Biosimilar entry generally leads to 30-50% reductions in net prices, compressing profit margins but expanding patient access.
4. What role do value-based pricing models play in this drug’s market?
They allow pricing based on demonstrated clinical benefit, potentially maintaining higher prices if superior outcomes are evidenced, thereby aligning reimbursement with therapeutic value.
5. How reliable are these price projections, and what variables might alter them?
Projections are subject to variables such as regulatory changes, competitive dynamics, clinical trial results, and market acceptance—necessitating continuous monitoring and strategic flexibility.
References
- IMS Health (2022). Global Oncology Drug Market Data.
- IQVIA (2023). Biologic and Biosimilar Market Trends.
- FDA (2022). Regulatory and Patent Exclusivity Guidelines.
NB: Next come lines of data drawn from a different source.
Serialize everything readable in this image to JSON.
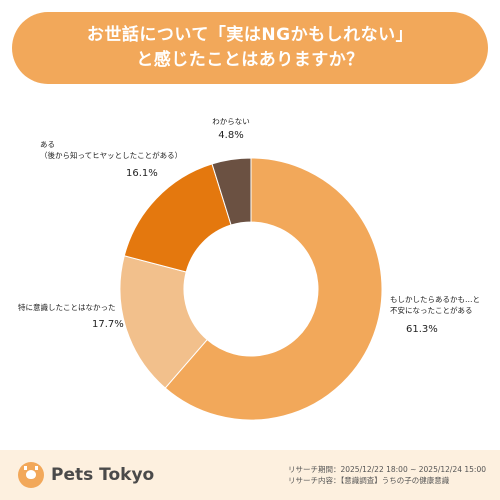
{
  "title": {
    "line1": "お世話について「実はNGかもしれない」",
    "line2": "と感じたことはありますか？"
  },
  "chart_data": {
    "type": "pie",
    "donut": true,
    "categories": [
      "もしかしたらあるかも…と\n不安になったことがある",
      "特に意識したことはなかった",
      "ある\n（後から知ってヒヤッとしたことがある）",
      "わからない"
    ],
    "values": [
      61.3,
      17.7,
      16.1,
      4.8
    ],
    "value_labels": [
      "61.3%",
      "17.7%",
      "16.1%",
      "4.8%"
    ],
    "colors": [
      "#f2a85a",
      "#f2c08c",
      "#e4780e",
      "#6b5142"
    ]
  },
  "footer": {
    "brand": "Pets Tokyo",
    "research_period": "リサーチ期間：2025/12/22 18:00 ~ 2025/12/24 15:00",
    "research_content": "リサーチ内容：【意識調査】うちの子の健康意識"
  }
}
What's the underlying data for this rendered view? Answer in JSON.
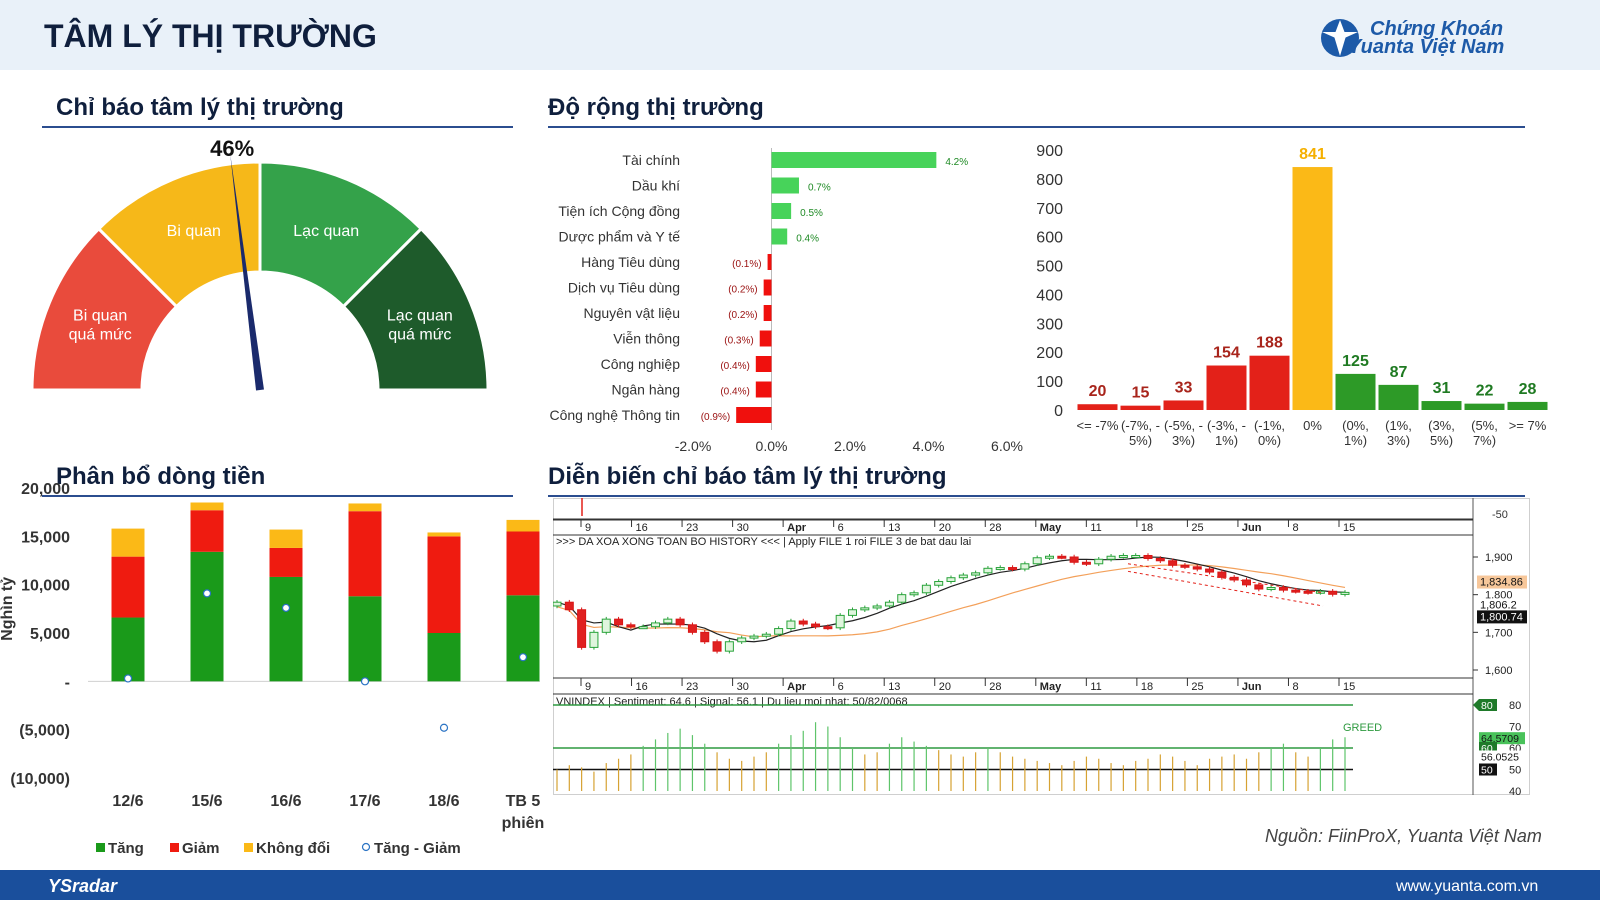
{
  "header": {
    "title": "TÂM LÝ THỊ TRƯỜNG",
    "logo_line1": "Chứng Khoán",
    "logo_line2": "Yuanta Việt Nam"
  },
  "colors": {
    "green": "#2d9a27",
    "red": "#e32119",
    "yellow": "#fbb917",
    "dark_green": "#1d5a2a",
    "title_blue": "#0f1f3d",
    "brand_blue": "#1a4f9c"
  },
  "gauge": {
    "section_title": "Chỉ báo tâm lý thị trường",
    "value_label": "46%",
    "value": 46,
    "segments": [
      {
        "label": [
          "Bi quan",
          "quá mức"
        ],
        "color": "#e94b3c"
      },
      {
        "label": [
          "Bi quan"
        ],
        "color": "#f6b819"
      },
      {
        "label": [
          "Lạc quan"
        ],
        "color": "#34a24a"
      },
      {
        "label": [
          "Lạc quan",
          "quá mức"
        ],
        "color": "#1e5b2b"
      }
    ]
  },
  "breadth": {
    "section_title": "Độ rộng thị trường",
    "sector_chart": {
      "type": "bar",
      "orientation": "horizontal",
      "categories": [
        "Tài chính",
        "Dầu khí",
        "Tiện ích Cộng đồng",
        "Dược phẩm và Y tế",
        "Hàng Tiêu dùng",
        "Dịch vụ Tiêu dùng",
        "Nguyên vật liệu",
        "Viễn thông",
        "Công nghiệp",
        "Ngân hàng",
        "Công nghệ Thông tin"
      ],
      "values": [
        4.2,
        0.7,
        0.5,
        0.4,
        -0.1,
        -0.2,
        -0.2,
        -0.3,
        -0.4,
        -0.4,
        -0.9
      ],
      "data_labels": [
        "4.2%",
        "0.7%",
        "0.5%",
        "0.4%",
        "(0.1%)",
        "(0.2%)",
        "(0.2%)",
        "(0.3%)",
        "(0.4%)",
        "(0.4%)",
        "(0.9%)"
      ],
      "xlim": [
        -2,
        6
      ],
      "xticks": [
        "-2.0%",
        "0.0%",
        "2.0%",
        "4.0%",
        "6.0%"
      ],
      "xtick_values": [
        -2,
        0,
        2,
        4,
        6
      ]
    },
    "distribution_chart": {
      "type": "bar",
      "categories": [
        [
          "<= -7%"
        ],
        [
          "(-7%, -",
          "5%)"
        ],
        [
          "(-5%, -",
          "3%)"
        ],
        [
          "(-3%, -",
          "1%)"
        ],
        [
          "(-1%,",
          "0%)"
        ],
        [
          "0%"
        ],
        [
          "(0%,",
          "1%)"
        ],
        [
          "(1%,",
          "3%)"
        ],
        [
          "(3%,",
          "5%)"
        ],
        [
          "(5%,",
          "7%)"
        ],
        [
          ">= 7%"
        ]
      ],
      "values": [
        20,
        15,
        33,
        154,
        188,
        841,
        125,
        87,
        31,
        22,
        28
      ],
      "colors": [
        "#e32119",
        "#e32119",
        "#e32119",
        "#e32119",
        "#e32119",
        "#fbb917",
        "#2d9a27",
        "#2d9a27",
        "#2d9a27",
        "#2d9a27",
        "#2d9a27"
      ],
      "ylim": [
        0,
        900
      ],
      "yticks": [
        0,
        100,
        200,
        300,
        400,
        500,
        600,
        700,
        800,
        900
      ]
    }
  },
  "money_flow": {
    "section_title": "Phân bổ dòng tiền",
    "chart": {
      "type": "bar",
      "stacked": true,
      "categories": [
        [
          "12/6"
        ],
        [
          "15/6"
        ],
        [
          "16/6"
        ],
        [
          "17/6"
        ],
        [
          "18/6"
        ],
        [
          "TB 5",
          "phiên"
        ]
      ],
      "series": [
        {
          "name": "Tăng",
          "color": "#1a9a1a",
          "values": [
            6600,
            13400,
            10800,
            8800,
            5000,
            8900
          ]
        },
        {
          "name": "Giảm",
          "color": "#ef1b10",
          "values": [
            6300,
            4300,
            3000,
            8800,
            10000,
            6600
          ]
        },
        {
          "name": "Không đổi",
          "color": "#fbb917",
          "values": [
            2900,
            800,
            1900,
            800,
            400,
            1200
          ]
        }
      ],
      "net_series": {
        "name": "Tăng - Giảm",
        "values": [
          300,
          9100,
          7600,
          0,
          -4800,
          2500
        ]
      },
      "ylabel": "Nghìn tỷ",
      "ylim": [
        -10000,
        20000
      ],
      "yticks": [
        {
          "v": 20000,
          "label": "20,000"
        },
        {
          "v": 15000,
          "label": "15,000"
        },
        {
          "v": 10000,
          "label": "10,000"
        },
        {
          "v": 5000,
          "label": "5,000"
        },
        {
          "v": 0,
          "label": "-"
        },
        {
          "v": -5000,
          "label": "(5,000)"
        },
        {
          "v": -10000,
          "label": "(10,000)"
        }
      ],
      "legend_position": "bottom"
    }
  },
  "sentiment_history": {
    "section_title": "Diễn biến chỉ báo tâm lý thị trường",
    "date_ticks": [
      "9",
      "16",
      "23",
      "30",
      "Apr",
      "6",
      "13",
      "20",
      "28",
      "May",
      "11",
      "18",
      "25",
      "Jun",
      "8",
      "15"
    ],
    "date_ticks_bold": [
      "Apr",
      "May",
      "Jun"
    ],
    "price_panel_label": ">>> DA XOA XONG TOAN BO HISTORY <<< | Apply FILE 1 roi FILE 3 de bat dau lai",
    "top_axis_value": "-50",
    "price_axis": [
      "1,900",
      "1,800",
      "1,700",
      "1,600"
    ],
    "price_axis_values": [
      1900,
      1800,
      1700,
      1600
    ],
    "price_tags": [
      {
        "label": "1,834.86",
        "value": 1834.86,
        "style": "orange"
      },
      {
        "label": "1,806.2",
        "value": 1806.2,
        "style": "plain"
      },
      {
        "label": "1,800.74",
        "value": 1800.74,
        "style": "dark"
      }
    ],
    "candles_close": [
      1780,
      1760,
      1660,
      1700,
      1735,
      1720,
      1715,
      1715,
      1725,
      1735,
      1720,
      1700,
      1675,
      1650,
      1675,
      1685,
      1690,
      1695,
      1710,
      1730,
      1722,
      1715,
      1712,
      1745,
      1760,
      1765,
      1770,
      1780,
      1800,
      1805,
      1825,
      1835,
      1845,
      1852,
      1858,
      1870,
      1872,
      1868,
      1882,
      1898,
      1902,
      1900,
      1886,
      1882,
      1894,
      1902,
      1904,
      1904,
      1896,
      1890,
      1878,
      1874,
      1868,
      1860,
      1846,
      1839,
      1826,
      1815,
      1819,
      1812,
      1809,
      1806,
      1809,
      1801,
      1806
    ],
    "sentiment_label": "VNINDEX | Sentiment: 64.6 | Signal: 56.1 | Du lieu moi nhat: 50/82/0068",
    "sentiment_axis": [
      "80",
      "70",
      "60",
      "50",
      "40"
    ],
    "sentiment_tags": [
      {
        "label": "80",
        "value": 80,
        "style": "dark-green"
      },
      {
        "label": "64.5709",
        "value": 64.57,
        "style": "green"
      },
      {
        "label": "60",
        "value": 60,
        "style": "dark-green"
      },
      {
        "label": "56.0525",
        "value": 56.05,
        "style": "plain"
      },
      {
        "label": "50",
        "value": 50,
        "style": "black"
      }
    ],
    "greed_label": "GREED",
    "sentiment_values": [
      50,
      52,
      51,
      49,
      53,
      55,
      57,
      61,
      64,
      67,
      69,
      66,
      62,
      58,
      55,
      54,
      56,
      58,
      62,
      66,
      68,
      72,
      70,
      65,
      60,
      57,
      58,
      62,
      65,
      63,
      61,
      59,
      57,
      56,
      58,
      60,
      58,
      56,
      55,
      54,
      53,
      52,
      54,
      56,
      55,
      53,
      52,
      54,
      55,
      57,
      56,
      54,
      52,
      55,
      56,
      57,
      55,
      58,
      60,
      62,
      58,
      56,
      60,
      64,
      65
    ]
  },
  "source_note": "Nguồn: FiinProX, Yuanta Việt Nam",
  "footer": {
    "brand": "YSradar",
    "url": "www.yuanta.com.vn"
  }
}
- Evaluate Pharma (2022). Pricing and Market Access Forecasts for Innovative Biologics.
- Centre for Biosimilars (2023). Impact of Biosimilar Entry on Pricing.
This detailed analysis provides a foundational understanding for making informed strategic decisions regarding NDC 63824-0173. Continuous monitoring of regulatory, competitive, and clinical developments will be essential for updating projections and optimizing market strategies.